For your project, plot the cumulative SSE difference rather than just reporting a single backtested return — the time-series view tells you much more about whether your indicator is robust.
Useful predictors — requirements
A predictor is useful if it shows:
Both significant IS and reasonably good OOS performance over the entire sample.
A generally upward drift (irregular is fine).
Drift in more than one short or unusual sample period (not just two years around the Oil Shock).
Drift that remains positive over recent decades — predictors often lose forecasting power after publication.
The four criteria are increasingly demanding ways of guarding against the failure modes seen in the WG08 results.
(1) IS and OOS — both must work. IS-only is the trap that book-to-market and the kitchen-sink fell into.
(2) Generally upward drift — the cumulative SSE difference should be rising over the sample, even if not monotonically. A predictor that delivers most of its OOS R² in two specific years is fragile.
(3) Drift in more than one short or unusual period — relate this to (2). If the predictor only works during, say, the 2008 crisis or the 1974 oil shock, you’ve found a regime indicator, not a generic forecaster.
(4) Drift positive in recent decades — the strongest test, because it’s the closest thing to a live test you can do retrospectively. Many predictors that satisfy criteria 1–3 fail criterion 4 because the literature has caught up with them.
For your project’s indicator, demand all four. If your indicator only works on one sub-period, or only over the full historical sample but not the last decade, treat that as evidence the indicator isn’t real, not evidence the recent sample is “different”.
P-hacking / data mining
Multiple-testing fallacy — running enough backtests on a single dataset is certain to produce a result that meets any pre-specified statistical-significance threshold.
Solutions :
Paper performance — track strategy returns publicly online; raises the bar for parallel strategies.
Real-money performance — gold standard; serious investors require ≥ 3 years of live, public performance (managed account or fund).
When you back-test five indicators and one “wins”, ask yourself how many silent losers it crowds out.
The multiple-testing problem in backtesting is the same statistical issue as multiple-testing in academic research, but more acute because backtests can be run cheaply: a typical practitioner can try hundreds of indicator variations in an afternoon.

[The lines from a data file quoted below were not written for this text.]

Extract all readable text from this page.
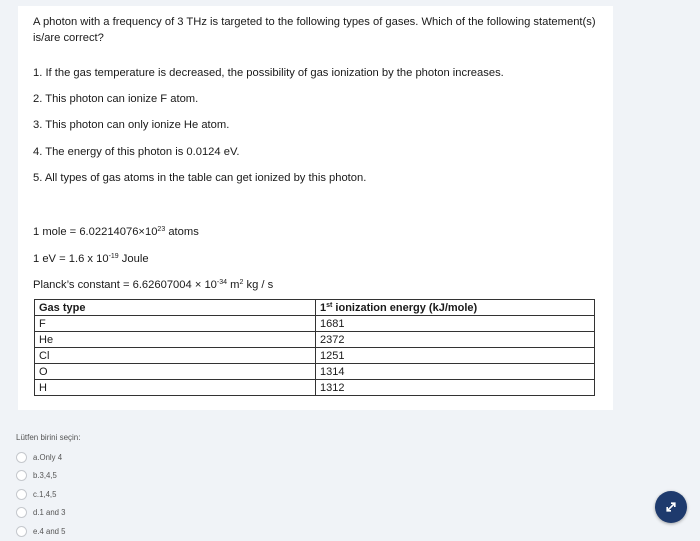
A photon with a frequency of 3 THz is targeted to the following types of gases. Which of the following statement(s) is/are correct?
1. If the gas temperature is decreased, the possibility of gas ionization by the photon increases.
2. This photon can ionize F atom.
3. This photon can only ionize He atom.
4. The energy of this photon is 0.0124 eV.
5. All types of gas atoms in the table can get ionized by this photon.
1 mole = $6.02214076\times 10^{23}$ atoms
1 eV = 1.6 x $10^{-19}$ Joule
Planck’s constant = $6.62607004 \times 10^{-34}$ $m^2$ kg / s
Gas type	1st ionization energy (kJ/mole)
F	1681
He	2372
Cl	1251
O	1314
H	1312
Lütfen birini seçin:
a.Only 4
b.3,4,5
c.1,4,5
d.1 and 3
e.4 and 5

With α = 0.05 and 100 independent tests, you expect 5 to look “significant” by pure chance.
The standard academic correction (Bonferroni, FDR — see the Research in Finance Lecture 3 handout) is to require a tighter significance threshold when running many tests. In a practitioner setting, this typically means: if you tried 20 indicator variations to find one that works, the threshold for “this is real” should be much higher than the threshold for the first one you tried.
The two solutions on the slide are the gold standards:
Paper performance — publish the strategy on a public-tracking website before deploying it. Each subsequent month of out-of-performance is a genuine out-of-sample observation; after a year of strong out-of-tracking performance, the strategy has built credibility.
Real-money performance — actually deploy the strategy with capital, ideally as a managed account or fund with public reporting. This is the standard professional investors require because it forecloses the easy escape hatches (you can’t selectively report only the winning periods).
For your project, the project report is your “paper performance” — by writing the indicator, the back-test, and the result publicly, you commit to the result. Don’t try ten indicators and report only the one that worked; report what you actually tested and let the marker see the honest picture.